Indigenous leaders in the rural New South Wales town of Dubbo met with Australian Greens MP David Shoebridge on Friday to discuss the high rate of Indigenous child removals.
“The stories are the same that we hear in Gunnedah, Tamworth, and Moree, which is that often the first contact they have with the Department (of Family and Community Services, or FACS) is a knock on the door late on Friday afternoon, a FACS worker surrounded by police, and the children are removed,” Shoebridge told public broadcaster ABC.
“There’s no prior contact to try and help families that are in distress,” he said.
In NSW, around 10 percent of Indigenous children are living in state care. Comparatively, less than 2 percent of non-indigenous children are wards of the state.
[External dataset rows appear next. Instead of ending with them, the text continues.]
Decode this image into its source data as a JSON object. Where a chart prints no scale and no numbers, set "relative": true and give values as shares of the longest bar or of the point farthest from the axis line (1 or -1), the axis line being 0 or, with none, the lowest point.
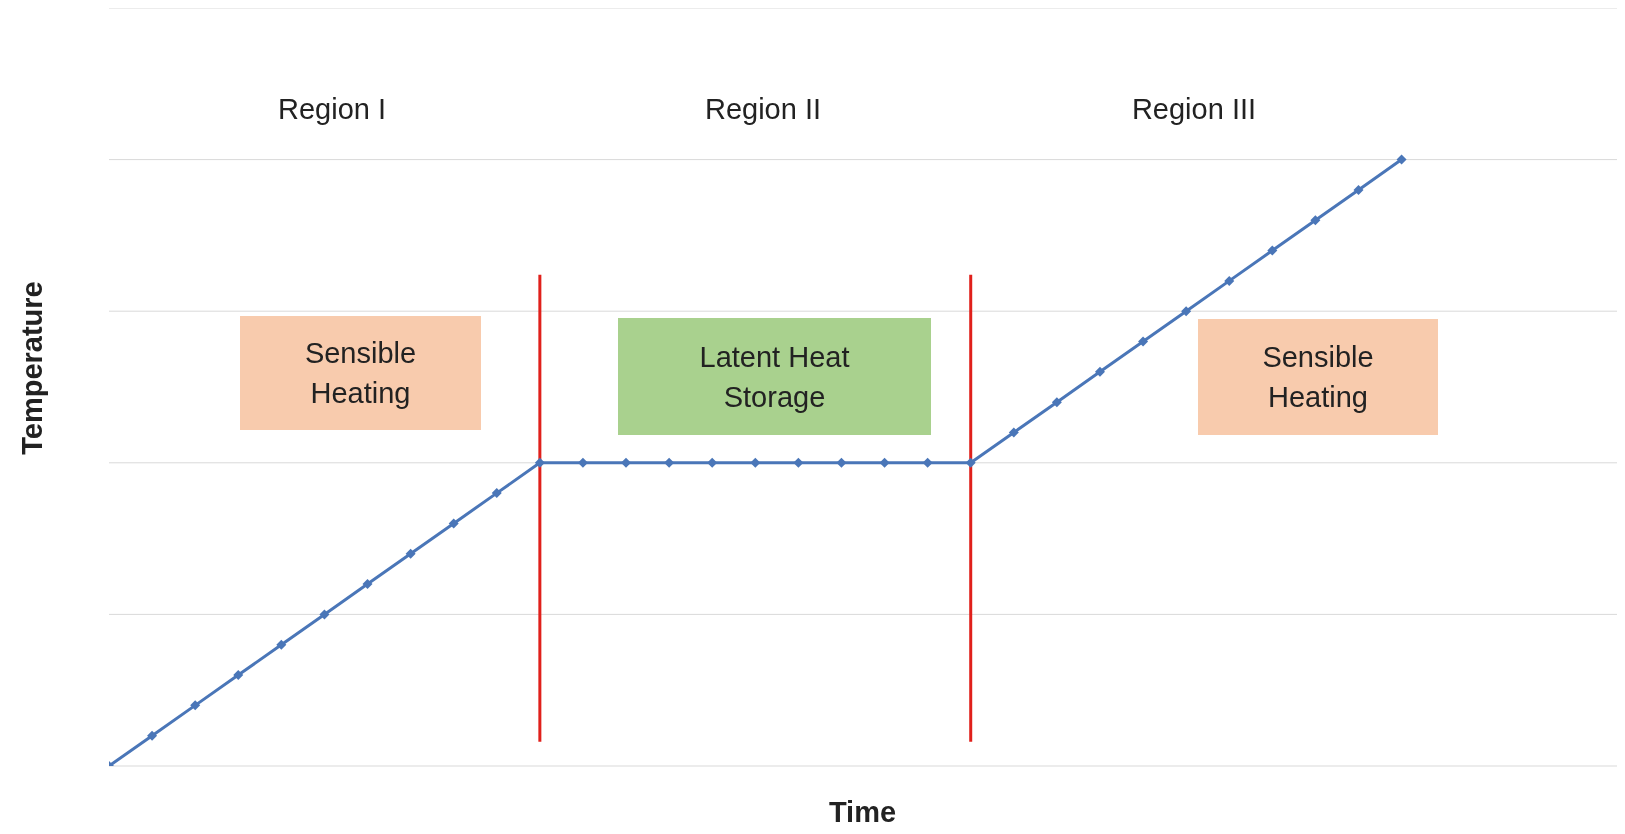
{
  "chart_data": {
    "type": "line",
    "relative": true,
    "xlabel": "Time",
    "ylabel": "Temperature",
    "categories": [
      null,
      null,
      null,
      null,
      null,
      null,
      null,
      null,
      null,
      null,
      null,
      null,
      null,
      null,
      null,
      null,
      null,
      null,
      null,
      null,
      null,
      null,
      null,
      null,
      null,
      null,
      null,
      null,
      null,
      null,
      null
    ],
    "grid": "y",
    "marker": "diamond",
    "line_style": "solid",
    "series": [
      {
        "color": "#4a76b8",
        "values": [
          0,
          0.05,
          0.1,
          0.15,
          0.2,
          0.25,
          0.3,
          0.35,
          0.4,
          0.45,
          0.5,
          0.5,
          0.5,
          0.5,
          0.5,
          0.5,
          0.5,
          0.5,
          0.5,
          0.5,
          0.5,
          0.55,
          0.6,
          0.65,
          0.7,
          0.75,
          0.8,
          0.85,
          0.9,
          0.95,
          1
        ]
      }
    ],
    "annotations": [
      "Region I",
      "Region II",
      "Region III",
      "Sensible Heating",
      "Latent Heat Storage",
      "Sensible Heating"
    ]
  }
}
In a Guardian article penned in March, journalist John Pilger warned that the extent of Indigenous child removals has reached “scandalous” proportions, evoking the “infamous stolen generation of the last century.”
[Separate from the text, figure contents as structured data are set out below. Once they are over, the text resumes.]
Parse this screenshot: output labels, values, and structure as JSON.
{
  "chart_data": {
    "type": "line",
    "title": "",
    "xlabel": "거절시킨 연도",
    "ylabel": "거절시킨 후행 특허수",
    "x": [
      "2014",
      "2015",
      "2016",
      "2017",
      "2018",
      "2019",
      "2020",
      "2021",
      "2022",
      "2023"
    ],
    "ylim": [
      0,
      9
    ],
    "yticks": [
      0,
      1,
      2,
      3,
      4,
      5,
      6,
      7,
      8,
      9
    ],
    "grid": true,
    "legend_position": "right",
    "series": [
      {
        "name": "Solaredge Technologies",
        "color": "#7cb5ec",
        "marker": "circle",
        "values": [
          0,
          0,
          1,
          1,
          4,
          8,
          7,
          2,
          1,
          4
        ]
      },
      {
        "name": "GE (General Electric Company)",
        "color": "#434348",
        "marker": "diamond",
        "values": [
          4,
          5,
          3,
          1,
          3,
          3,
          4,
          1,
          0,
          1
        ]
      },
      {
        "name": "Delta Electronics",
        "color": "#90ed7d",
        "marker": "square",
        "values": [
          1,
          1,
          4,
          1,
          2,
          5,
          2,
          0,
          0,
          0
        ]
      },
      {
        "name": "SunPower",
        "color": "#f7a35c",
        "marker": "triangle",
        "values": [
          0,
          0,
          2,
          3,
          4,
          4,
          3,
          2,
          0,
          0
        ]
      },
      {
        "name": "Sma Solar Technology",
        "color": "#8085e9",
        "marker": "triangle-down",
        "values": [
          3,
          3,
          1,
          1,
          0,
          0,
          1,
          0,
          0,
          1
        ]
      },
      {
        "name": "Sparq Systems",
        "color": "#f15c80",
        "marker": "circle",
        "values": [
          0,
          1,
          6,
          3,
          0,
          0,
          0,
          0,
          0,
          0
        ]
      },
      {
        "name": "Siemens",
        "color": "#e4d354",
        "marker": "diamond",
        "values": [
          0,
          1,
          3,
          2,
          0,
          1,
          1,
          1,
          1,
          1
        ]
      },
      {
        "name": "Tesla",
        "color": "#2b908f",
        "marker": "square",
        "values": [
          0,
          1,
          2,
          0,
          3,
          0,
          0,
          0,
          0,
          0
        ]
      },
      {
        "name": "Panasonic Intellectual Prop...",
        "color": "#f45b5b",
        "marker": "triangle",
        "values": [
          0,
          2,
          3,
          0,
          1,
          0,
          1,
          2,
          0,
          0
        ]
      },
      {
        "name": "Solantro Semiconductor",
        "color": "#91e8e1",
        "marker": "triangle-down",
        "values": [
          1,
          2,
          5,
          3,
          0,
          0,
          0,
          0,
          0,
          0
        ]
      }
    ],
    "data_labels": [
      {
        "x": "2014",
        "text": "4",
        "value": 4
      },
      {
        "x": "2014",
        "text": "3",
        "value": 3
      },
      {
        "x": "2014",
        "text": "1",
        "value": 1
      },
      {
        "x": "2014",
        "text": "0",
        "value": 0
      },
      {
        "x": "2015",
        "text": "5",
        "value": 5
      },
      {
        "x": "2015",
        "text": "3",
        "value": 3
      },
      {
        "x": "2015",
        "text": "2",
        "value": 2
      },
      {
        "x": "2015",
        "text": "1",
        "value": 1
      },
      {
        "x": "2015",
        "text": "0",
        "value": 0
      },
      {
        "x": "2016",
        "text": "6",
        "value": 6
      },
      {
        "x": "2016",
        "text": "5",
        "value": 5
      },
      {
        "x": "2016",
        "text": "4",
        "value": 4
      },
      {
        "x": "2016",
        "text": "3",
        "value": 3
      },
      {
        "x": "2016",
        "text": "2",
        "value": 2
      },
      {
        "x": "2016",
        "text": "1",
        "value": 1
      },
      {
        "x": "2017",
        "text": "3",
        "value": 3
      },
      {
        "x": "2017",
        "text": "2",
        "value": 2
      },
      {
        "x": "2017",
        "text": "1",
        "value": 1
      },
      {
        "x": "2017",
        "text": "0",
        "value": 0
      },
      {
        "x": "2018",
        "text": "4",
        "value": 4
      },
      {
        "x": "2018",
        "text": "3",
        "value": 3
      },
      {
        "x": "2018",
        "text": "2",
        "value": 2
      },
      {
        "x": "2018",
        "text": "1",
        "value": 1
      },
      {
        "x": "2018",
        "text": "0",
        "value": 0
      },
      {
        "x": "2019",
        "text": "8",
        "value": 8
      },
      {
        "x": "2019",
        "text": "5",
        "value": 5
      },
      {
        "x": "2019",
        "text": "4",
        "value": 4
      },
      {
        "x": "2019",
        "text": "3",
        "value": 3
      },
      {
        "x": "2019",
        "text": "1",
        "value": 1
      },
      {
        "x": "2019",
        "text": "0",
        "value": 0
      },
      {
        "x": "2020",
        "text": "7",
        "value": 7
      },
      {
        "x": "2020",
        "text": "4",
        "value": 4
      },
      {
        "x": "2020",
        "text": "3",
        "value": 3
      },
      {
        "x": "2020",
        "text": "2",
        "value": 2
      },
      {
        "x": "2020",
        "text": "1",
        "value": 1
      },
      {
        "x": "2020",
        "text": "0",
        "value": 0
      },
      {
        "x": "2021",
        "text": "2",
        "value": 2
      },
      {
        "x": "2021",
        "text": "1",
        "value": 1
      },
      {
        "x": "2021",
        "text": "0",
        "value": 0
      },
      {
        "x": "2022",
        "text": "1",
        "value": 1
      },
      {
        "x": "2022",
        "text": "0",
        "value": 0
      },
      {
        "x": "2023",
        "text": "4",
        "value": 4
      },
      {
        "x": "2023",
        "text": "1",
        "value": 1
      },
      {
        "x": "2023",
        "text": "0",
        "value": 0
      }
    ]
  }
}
“Up to the 1970s, thousands of mixed-race children were stolen from their mothers by welfare officials. The children were given to institutions as cheap or slave labor; many were abused … (today) assimilation remains Australian government policy in all but name,” he wrote.
The disproportionately high number of Indigenous children being removed from their parents has prompted some Indigenous rights advocates to urge both the federal and state governments to rethink how they interact with Indigenous communities.
Earlier in the week, the Indigenous group Grandmothers Against Removal urged NSW’s FACS to consult communities before carrying out removals.
FACS has announced it will appoint a community liaison to the Hunter-New England District after a string of allegations of rough removals, but according to ABC Shoebridge wants a state-wide solution.
“The hope is we see success there and it’ll be rolled out in places especially in towns like Dubbo,” he stated.